SEPA Implementation for Corporates: A Chore or an Opportunity?
The single euro payment area (SEPA) is fast becoming a new reality for corporates in the eurozone. The SEPA Credit Transfer (SCT) and SEPA Direct Debit (SDD) schemes have been introduced by most major banks. The European Commission (EC) has recently published its plan for phasing out domestic products. The market expects that the domestic credit transfer will be phased out on 1 January 2013, with the domestic direct debit following suit on 1 January 2014.
With this plan in place, SEPA implementation for corporates in Europe is becoming more of a reality. For the past few years, many corporates in Europe have put off SEPA implementation due to the lack of a business case for compliance. However, as it becomes a necessity, corporates can either do the bare minimum to comply or, alternatively, view SEPA as an opportunity.
Many corporations have indicated that SEPA adoption will have a negative impact on their business. To become SEPA-ready, corporates need to change the way they run their business – from changing their account administration to BIC and IBAN to reorganising their counterparty risk profiles due to new regulations regarding Direct Debit revision. In some countries it could even impact the cost of processing payments by increased prices. So why is SEPA being introduced?
SEPA aims to bring about benefits to businesses by the standardisation of accounts payable (A/P) and accounts receivable (A/R) processes across Europe. This will create a simpler system for domestic and cross-border payments, as well as significant cost savings when doing cross-border transactions. This should encourage small businesses to do more cross-border business within the eurozone. In addition, it will give all organisations the chance to standardise and centralise their European bank account management. This, in turn, should make it more easier to centralise treasury, cash management and payment functions. By centralising these functions, the full benefits of SEPA adoption can be met and innovative cost-saving techniques can be used, such as electronic invoicing (e-invoicing) and electronic reconciliation (e-reconciliation).
The SEPA business case depends on the scale of the business and the market.

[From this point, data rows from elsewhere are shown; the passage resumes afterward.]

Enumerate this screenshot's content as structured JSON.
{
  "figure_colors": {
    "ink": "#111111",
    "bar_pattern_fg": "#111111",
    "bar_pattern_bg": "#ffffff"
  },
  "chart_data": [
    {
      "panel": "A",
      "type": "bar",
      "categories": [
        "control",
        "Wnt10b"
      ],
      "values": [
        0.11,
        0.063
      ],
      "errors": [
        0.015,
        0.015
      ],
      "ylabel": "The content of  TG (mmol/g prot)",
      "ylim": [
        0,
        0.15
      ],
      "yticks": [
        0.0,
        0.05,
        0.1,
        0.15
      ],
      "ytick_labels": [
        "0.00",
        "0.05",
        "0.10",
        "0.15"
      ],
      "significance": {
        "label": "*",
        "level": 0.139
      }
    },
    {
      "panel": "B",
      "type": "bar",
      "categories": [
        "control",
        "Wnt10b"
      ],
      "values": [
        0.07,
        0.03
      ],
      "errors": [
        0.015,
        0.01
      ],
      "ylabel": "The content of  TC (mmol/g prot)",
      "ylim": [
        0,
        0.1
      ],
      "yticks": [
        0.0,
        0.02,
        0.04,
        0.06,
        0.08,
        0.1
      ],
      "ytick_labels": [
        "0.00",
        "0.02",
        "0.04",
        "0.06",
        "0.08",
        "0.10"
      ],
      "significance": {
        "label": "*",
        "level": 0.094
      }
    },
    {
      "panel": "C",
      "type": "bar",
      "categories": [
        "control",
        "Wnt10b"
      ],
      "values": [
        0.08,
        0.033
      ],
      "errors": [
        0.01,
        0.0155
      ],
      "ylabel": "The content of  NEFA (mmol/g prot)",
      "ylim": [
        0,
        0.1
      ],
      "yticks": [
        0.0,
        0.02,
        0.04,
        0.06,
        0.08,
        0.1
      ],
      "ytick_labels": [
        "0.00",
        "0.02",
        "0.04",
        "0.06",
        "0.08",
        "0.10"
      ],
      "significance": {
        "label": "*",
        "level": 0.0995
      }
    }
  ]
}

If you are a pure domestic player, SEPA adoption will have long-term benefits. It removes the barrier of doing cross-border business. By using XML formats, which provide enriched information, reconciliation accuracy will be greatly increased and efficiencies in the financial supply chain will be improved. In addition, due to increased competition of payment services in some countries , transaction prices will go down. But to benefit from these opportunities, investment is required.
The SEPA business case is much stronger for an international player. By adopting SEPA, these organisations can benefit from an increased centralisation of the financial supply chain, as well as the development of new value-added services. These can help improve cash and liquidity management and cash forecasting, which in turn can decrease the need for external funding.
In the long run, SEPA is positive for both domestic-oriented and international-oriented businesses. For international organisations, adoption of SEPA will bring cost reductions and enhance treasury centralisation with relatively small financial impact. Domestic-orientated businesses will face a relatively large financial impact, but the potential for these businesses to do cross-border business should outweigh the short-term investment when compiling the business case for SEPA.
Several banks introduced SCTs and SDDs over the past few years and are looking ahead. But for corporates, these are uncertain times. Common questions include:
For these questions, most corporates rely on their banks to have the answers. But is that all that you can expect from your bank? In a longstanding corporate bank relationship, should banks only be expected to answer some simple questions? Should banks only offer guidance to their clients how to progress their in-house SEPA projects. Hopefully the answer to these questions is ‘no’.
Some of the more proactive banks have already offered tools and techniques to help ease their clients into SEPA. These include workshops, discussions and checklists. But these pieces are only relevant when you are starting up a SEPA project. And there are some concerns within the banking industry that corporates are not as advanced with their SEPA projects as they should be. Therefore the next helpful offering would be a conversion service. This service should allow clients to use their existing payment formats while banks convert them to the SEPA compliant format. By implementing these kinds of services, or even introducing payment factory-style offerings, for corporations at the bank side, the burden on the corporate is reduced. Introducing a corporate payment factory on the bank side could even decrease the corporate burden in other ways. By having a payment factory or collection factory offering, banks could offer their clients more ways to centralise their payment/collections flows. This could result in a strong relationship between the corporate and a particular bank, and provide the corporation with all the benefits of having an outsourced payment/collection factory, rather than merely making them SEPA-ready.
Whether banks will develop services such as these depends largely on the scale of their clients. Most multinationals have their own payment/collection factories or use external payment service bureaus. But for mid-size corporations, this service could be extremely valuable. One side effect of services such as these could be that many corporations will never start their own SEPA projects, because they still can use their old formats. Therefore banks will need to maintain these services indefinitely – with all the attendant pros and cons.
Whether corporates view SEPA implementation as merely necessary or in fact as an opportunity depends on a number of factors. These include: when you start your project; what you implement; who your partners are (bank partners and implementation partners); and which opportunities you grasp in the new environment.